İçgüdü tapıcıları, eylemlerine insan hakları diyor. Cinsel sapmalarını insan hakları kılıfında savunuyorlar. Müslümanları da homofobik diye damgalıyorlar. Tam bir cinsiyetçilik despotizmi. Kıç despotizmi! İnsan, yaratılışıyla insandır. İnsan akıl ve kalbiyle insandır. İnsan, ahlakla insandır. Oysa bunlar, insanı içgüdüyle ve libidoyla tanımlıyorlar. Bu mercekten bakıyorlar. Bu bakışta elbette biz gözükmeyiz. Bir Müslüman bu bakışta görünmezdir. Onların sapkın bakışında olmayan biz Müslümanlar, damgalanıyoruz. İnsan hakları kılıfıyla eşcinseller engizisyonunda çarmıha geriliyoruz. Müslüman, eşrefi mahlukattır. Müslüman, hayata akıl, kalp ve ahlakla bakar. Müslüman, özgürlüğe mideden, içgüdüden, libidodan bakmaz. Müslüman, Allah’ın halife kıldığı insan numunesidir.

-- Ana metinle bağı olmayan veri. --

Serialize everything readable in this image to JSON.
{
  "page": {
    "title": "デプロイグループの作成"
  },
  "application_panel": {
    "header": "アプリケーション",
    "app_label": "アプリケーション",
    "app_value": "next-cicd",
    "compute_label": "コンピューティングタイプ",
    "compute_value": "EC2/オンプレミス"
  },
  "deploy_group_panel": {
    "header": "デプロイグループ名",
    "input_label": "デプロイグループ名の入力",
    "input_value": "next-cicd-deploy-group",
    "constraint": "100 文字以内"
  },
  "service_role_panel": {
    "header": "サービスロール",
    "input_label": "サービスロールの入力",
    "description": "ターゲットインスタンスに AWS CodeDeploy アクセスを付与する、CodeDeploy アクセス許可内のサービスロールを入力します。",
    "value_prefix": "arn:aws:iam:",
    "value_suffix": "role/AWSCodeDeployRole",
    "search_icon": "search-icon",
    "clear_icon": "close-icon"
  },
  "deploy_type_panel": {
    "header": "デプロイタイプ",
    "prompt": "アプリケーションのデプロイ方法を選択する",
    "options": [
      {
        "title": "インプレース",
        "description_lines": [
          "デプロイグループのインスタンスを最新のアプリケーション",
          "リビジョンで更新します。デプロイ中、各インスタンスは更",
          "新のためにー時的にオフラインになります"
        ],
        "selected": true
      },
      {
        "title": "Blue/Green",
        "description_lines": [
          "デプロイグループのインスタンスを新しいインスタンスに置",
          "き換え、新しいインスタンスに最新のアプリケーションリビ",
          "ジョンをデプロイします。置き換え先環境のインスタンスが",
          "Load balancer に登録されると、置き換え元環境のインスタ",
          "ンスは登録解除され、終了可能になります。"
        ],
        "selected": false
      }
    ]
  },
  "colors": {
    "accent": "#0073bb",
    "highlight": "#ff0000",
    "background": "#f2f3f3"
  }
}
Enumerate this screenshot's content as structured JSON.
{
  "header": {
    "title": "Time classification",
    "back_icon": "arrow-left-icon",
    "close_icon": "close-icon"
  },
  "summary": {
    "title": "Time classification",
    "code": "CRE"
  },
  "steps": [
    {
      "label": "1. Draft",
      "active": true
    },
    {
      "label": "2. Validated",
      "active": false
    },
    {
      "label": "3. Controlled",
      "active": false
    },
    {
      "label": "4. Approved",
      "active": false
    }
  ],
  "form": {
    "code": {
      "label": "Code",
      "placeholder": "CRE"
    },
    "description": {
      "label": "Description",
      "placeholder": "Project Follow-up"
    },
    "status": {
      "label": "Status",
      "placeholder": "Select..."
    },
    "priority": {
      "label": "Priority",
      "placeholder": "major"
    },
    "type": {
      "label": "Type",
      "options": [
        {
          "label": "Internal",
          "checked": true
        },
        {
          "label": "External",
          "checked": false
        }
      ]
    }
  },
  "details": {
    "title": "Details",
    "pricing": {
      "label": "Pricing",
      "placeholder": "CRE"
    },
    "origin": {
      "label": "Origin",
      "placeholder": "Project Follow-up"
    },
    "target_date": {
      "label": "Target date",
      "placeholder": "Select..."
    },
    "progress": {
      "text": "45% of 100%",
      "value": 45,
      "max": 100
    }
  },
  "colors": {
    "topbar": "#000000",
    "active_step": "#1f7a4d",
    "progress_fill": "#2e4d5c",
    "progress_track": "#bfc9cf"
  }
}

İstanbul Sözleşmesi, İstanbul’a hakarettir artık. Fatih’in İstanbul’una, İslam İstanbul’una hakarettir. Sözleşme, Allah’a nefret suçu atanların ve iman ehli insanları damgalamanın referansına dönmüştür. Ailenin anlamını dinamitleyen bir gerekçe metni olmuştur. Özgürlüğü içgüdüye indirgeyen zihniyetin sığınağı olmuştur. Sapkınlığın, hayasızlığın ve cinsiyetsizliğin bayrağı haline gelmiştir.
İçgüdü tapıcıları, hem Allah’ımıza söz söylüyorlar hem de Müslümanlığımıza. Bütün kültürel değerlerimizi hiçe sayıyorlar. Onlar gibi bakmayanı da ötekileştiriyorlar, sanık sandalyesine oturtuyorlar. Bu AB değerlerinin bizimle alakası yok. Kemalizm’in siyasal baskılarından çıkış için nefeslenmek üzere kendisine koştuğumuz AB, bize kazık atma peşinde. Kendi libido ve içgüdü zihniyetini özgürlük diye pazarlıyor. Kültürümüz çürütülüyor. Çürüyen kültürlerini bize ihraç ediyorlar. Artık buna bir son vermeliyiz. AB’nin imzalamadığımız maddelerinin başında bu yer almalı. İstanbul Sözleşmesi’ni lağvetmeliyiz. Yoksa bu vebalin altından kalkamayız. Hele ki muhafazakar bir siyaset bu konuda daha büyük bir vebal altında. Çünkü Kur’an’ı nefret suçlarıyla yargılayanların kendilerine mesnet kabul ettikleri bir metni koruyanlar olarak tarihe geçecekler. Genç nesilleri ve aile yapısını ifsat etmenin peşinde olanların mesnetlerini kollayanlar olarak algılanacaklar. Türk siyasi tarihinde, kültür ve aile imha metninin bekçileri olarak anılacaklar.